The Same Boat


Sometimes people ask me why I blog. Well I don’t always have a good answer
ready. But if I could, I would memorize
the entire book – The Big Rumpus,
by Ayun Halliday. I just started this paperback (50’ish pages in). But so far, it
is fantastic. Ayun, who has been called “a
new generation’s Erma Bombeck”, writes of the isolation associated with being a
stay at home mom. She addresses much of
what so many do not dare mention…everything from feeling like you are always
pulling your grain before the horde of flies arrives – to never getting to do
the activities you had previously taken for granted – such as peeing alone.

I whole heartedly recommend this book.

In the interest of enticing all of you, I offer the following
excerpt with great hope that I will not be sued by the fantastic Ms. Halliday
for plagiarism.

…We might not see eye to eye on the best place to raise
our children, but we are all in the same boat.

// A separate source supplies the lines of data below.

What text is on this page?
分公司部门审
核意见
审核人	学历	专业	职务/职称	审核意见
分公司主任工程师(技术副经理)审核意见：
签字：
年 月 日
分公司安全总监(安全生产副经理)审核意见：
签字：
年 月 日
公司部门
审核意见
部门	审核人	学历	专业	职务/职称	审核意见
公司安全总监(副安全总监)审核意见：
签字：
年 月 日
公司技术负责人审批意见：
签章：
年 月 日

I used to think that this expression meant that we all
shared one boat, that your paddles are made lighter by the presence of
others. That’s not what it means. Even on a good day, my paddles feel like
they’re filled with buckshot. I’m
willing to bet that every other mother’s do too. Shortly after you give birth, most of the
activities that defined your identity are suspended to let you make apple
juice, deal with somebody else’s snot and develop a lot of highfalututin ideas
about television. You’re not being
paranoid or melodramatic if you feel like you’re the only grown-up in your
boat. The kids never leave the boat
either, but what help are they with the paddles? Their arms are hardly bigger than celery
stalks. Also, as delightfully surreal
and repeatable as their beginning syntax might be, their conversation cannot
sustain you through the tedious stretches. If it weren’t for those little kids waiting for you to harpoon a fish so
that they can tell they don’t like fish, you’d go right over the gunwales. You can’t leave them to fend for themselves,
even though they are the ones who got you into this mess. You’re stuck choking down soggy peanut butter
and jelly sandwiches in that leaky skiff.

The inviting blast of an ocean liner taunts you as it glides
by, its portholes twinkling like a string of white Christmas lights. Damn the passenger list of merrymakers in
bias-cut gowns and party hats. It’s
always New Years Eve nineteen-thirty-something on the ocean liner. Too bad you’re missing it. Then in the middle of some dark night, when
you’re up, dog tired, struggling to keep your sleeping children out of the
bilge water, you notice another crappy little boat a few yards out. And another. And another. The ocean is fairly crawling with boats as
crappy and little as yours. Each one
holds a mother tethered to a baby, a sleeping toddler or a jacked-up-three-year-old
still gibbering from an ill-advised late-afternoon sugar fix. We’re all in the same boat, all right. It smells like mildewed life preservers. There are millions of these boats in the
sea. We shout to each other across the
waves.  Nobody will get offended if you
have to interrupt her midsentence to seize your daughter by the ankle before
she dives after a birthday party favor she dropped overboard, possibly on

So, yeah. I don’t
always have a good answer for why I blog. But I think it might have something to do with waving out to the next
little boat.


My great thanks go out to Ayun Halliday for writing this refreshing book.

If anyone would like more info about The Big Rumpus, A
Mother’s Tale from the Trenches. I have
added a link in the nightstand section of my sidebar.


3 thoughts on “The Same Boat

  1. Yep. I can’t really say that it’s keeping me in stitches or anything like that. But it is very amusing. It’s one of those books where you find yourself nodding in agreement – a lot. Every bit or so, I stop and go read a part of it aloud to Chris.